Wanderer: Henceforth ward your wise head well: (#26a?) (#92:) Forfeit I leave it to him (:#92) (#92c or #71 vari “hero” or #57 vari?:) who knows not the meaning of fear (:#92c or #71 vari “hero” or #57 vari?). (#34: He turns away, smiling, and disappears quickly into the forest. Mime has sunk down on the stool as though crushed.)

 

If we examine Wotan’s initial remark closely, {{ we find that #46 seems to rise from the orchestra as Wotan chastises Mime for asking after futile, far-off (“Fernen”) things, }} and #37 is heard as Wotan points out that what Mime most needed to know, he failed to inquire after. {{ If #46, the motif representing Alberich’s Hoard of knowledge, is indeed sounding at this point [#46’s presence here needs to be vetted], }} the implication is that Mime asked only about objective matters, matters embraced by our general fund or hoard of knowledge, which concern the ways of the world and its history, and the egoistic nature of man, which Wotan had been content to suppress by storing this knowledge in his unconscious mind, Bruennhilde. It is precisely this knowledge – of what Wotan calls futile, far-off (“Fernen”) things - which Bruennhilde redeems from its horror by distilling its essence as musical motifs. This term “far-off” (“Fernen”) is Wagner’s code-word for all the knowledge of the world and history and their concerns, and self-knowledge, which Wotan had to cast away by storing it in Bruennhilde through his confession, so that he could be reborn, minus the burden of this conscious knowledge, as the innocent Siegfried, as per Wagner’s following observation:

[P. 202] In the free self-determining of the Individuality there … lies the basis of the social Religion of the Future … .

[P. 203] (…) … we may guess the measureless wealth of living individual relationships, if we take them as purely-human, ever fully and entirely present; i.e., if we think every extrahuman or non-present thing that in the State, as Property and historic Right, has placed itself between them, has torn asunder their ties of Love, has dis-individualised, Class-uniformed, and State-established them, -- if we think this all sent far away [“Fernen”?]. “ [514W-{50-1/51} Opera and Drama: PW Vol. II, p. 202-203]
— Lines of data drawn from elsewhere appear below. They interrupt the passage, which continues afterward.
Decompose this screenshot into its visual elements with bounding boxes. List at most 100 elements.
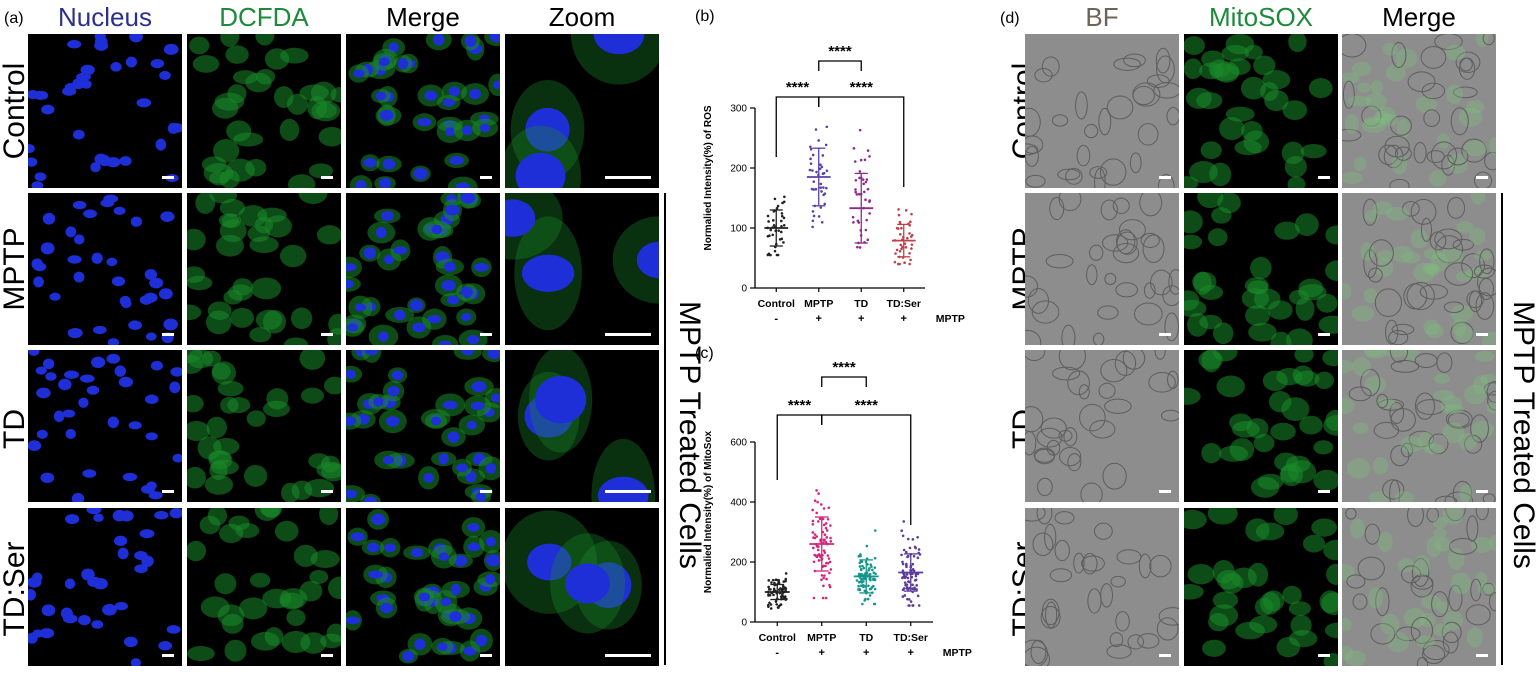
x-tick-label: Control [758,298,795,310]
data-point [826,554,830,557]
data-point [809,147,813,151]
data-point [914,574,918,578]
data-point [813,499,817,503]
data-point [866,149,870,152]
panel-d-side-bracket [1501,193,1503,665]
chart-b: 0 100 200 300 Normalied Intensity(%) of ROS C… [703,43,965,325]
data-point [910,247,913,250]
data-point [916,556,920,560]
panel-a-image-tdser-merge [346,508,500,666]
data-point [779,603,782,607]
significance-bracket [821,414,912,525]
data-point [898,233,902,236]
panel-d-image-mptp-mitosox [1184,193,1338,345]
treatment-sign: + [863,647,869,659]
data-point [816,520,820,523]
x-tick-label: TD [854,298,868,310]
data-point [769,588,772,591]
data-point [913,587,916,591]
data-point [905,565,908,569]
panel-a-image-mptp-dcfda [187,193,341,345]
data-point [867,568,870,572]
data-point [859,554,862,558]
data-point [903,261,906,264]
data-point [822,549,826,552]
data-point [863,589,867,593]
data-point [874,572,877,576]
data-point [772,224,776,227]
data-point [908,546,912,550]
data-point [812,546,815,550]
data-point [822,507,826,510]
data-point [863,599,866,602]
data-point [865,218,868,222]
data-point [861,564,864,568]
scale-bar [1318,490,1330,493]
data-point [810,187,814,191]
panel-a-image-control-merge [346,34,500,188]
data-point [868,212,871,215]
data-point [915,584,919,587]
data-point [828,571,831,575]
scale-bar [162,333,174,336]
data-point [818,554,822,557]
data-point [817,492,820,495]
data-point [902,548,906,552]
data-point [912,569,916,573]
data-point [811,519,815,523]
data-point [915,588,918,591]
data-point [857,221,861,224]
data-point [825,125,829,129]
data-point [854,190,857,194]
scale-bar [480,176,492,179]
data-point [908,262,911,266]
data-point [814,554,817,557]
data-point [868,155,871,158]
data-point [851,215,855,219]
data-point [865,178,869,181]
data-point [775,253,779,257]
chart-c: 0 200 400 600 Normalied Intensity(%) of Mito… [703,359,972,659]
data-point [767,585,770,589]
data-point [780,224,783,228]
y-tick-label: 300 [730,104,747,115]
data-point [766,603,770,607]
data-point [873,602,877,606]
data-point [825,561,828,565]
data-point [824,596,828,600]
panel-a-letter: (a) [4,10,24,27]
data-point [822,171,826,175]
data-point [822,584,825,588]
data-point [864,228,868,232]
data-point [782,200,786,204]
scale-bar [605,490,651,493]
data-point [771,219,775,222]
data-point [817,559,821,562]
data-point [773,249,777,253]
col-head-mitosox: MitoSOX [1208,2,1314,32]
data-point [913,579,917,582]
data-point [905,562,908,566]
data-point [866,238,870,242]
data-point [860,578,863,581]
data-point [858,176,861,180]
data-point [815,535,819,538]
y-tick-label: 400 [730,498,747,509]
data-point [854,188,857,191]
treatment-label: MPTP [936,313,965,325]
data-point [822,576,825,580]
data-point [870,565,873,568]
data-point [780,237,784,241]
data-point [904,550,908,554]
scale-bar [605,654,651,657]
scale-bar [605,176,651,179]
data-point [815,511,819,515]
data-point [780,594,784,597]
data-point [862,190,866,194]
significance-bracket [776,414,823,480]
data-point [821,154,825,157]
data-point [864,198,867,202]
data-point [780,587,784,591]
scale-bar [480,490,492,493]
scale-bar [321,490,333,493]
What ought to have concerned Mime most was how to re-forge Nothung, i.e., how to restore lost innocence and obtain redemption from the loveless, prosaic reality represented by Alberich’s Hoard of knowledge and his Ring-power. The price man has paid for possessing Alberich’s Ring of consciousness is represented motivally by #37, the “Loveless Motif,” which is derived from #18, the motif representing both Alberich’s renunciation of love (instinctive feeling, the heart) for the sake of the Ring’s power (the power of thought, the head), and man’s need to restore the love which has been sacrificed.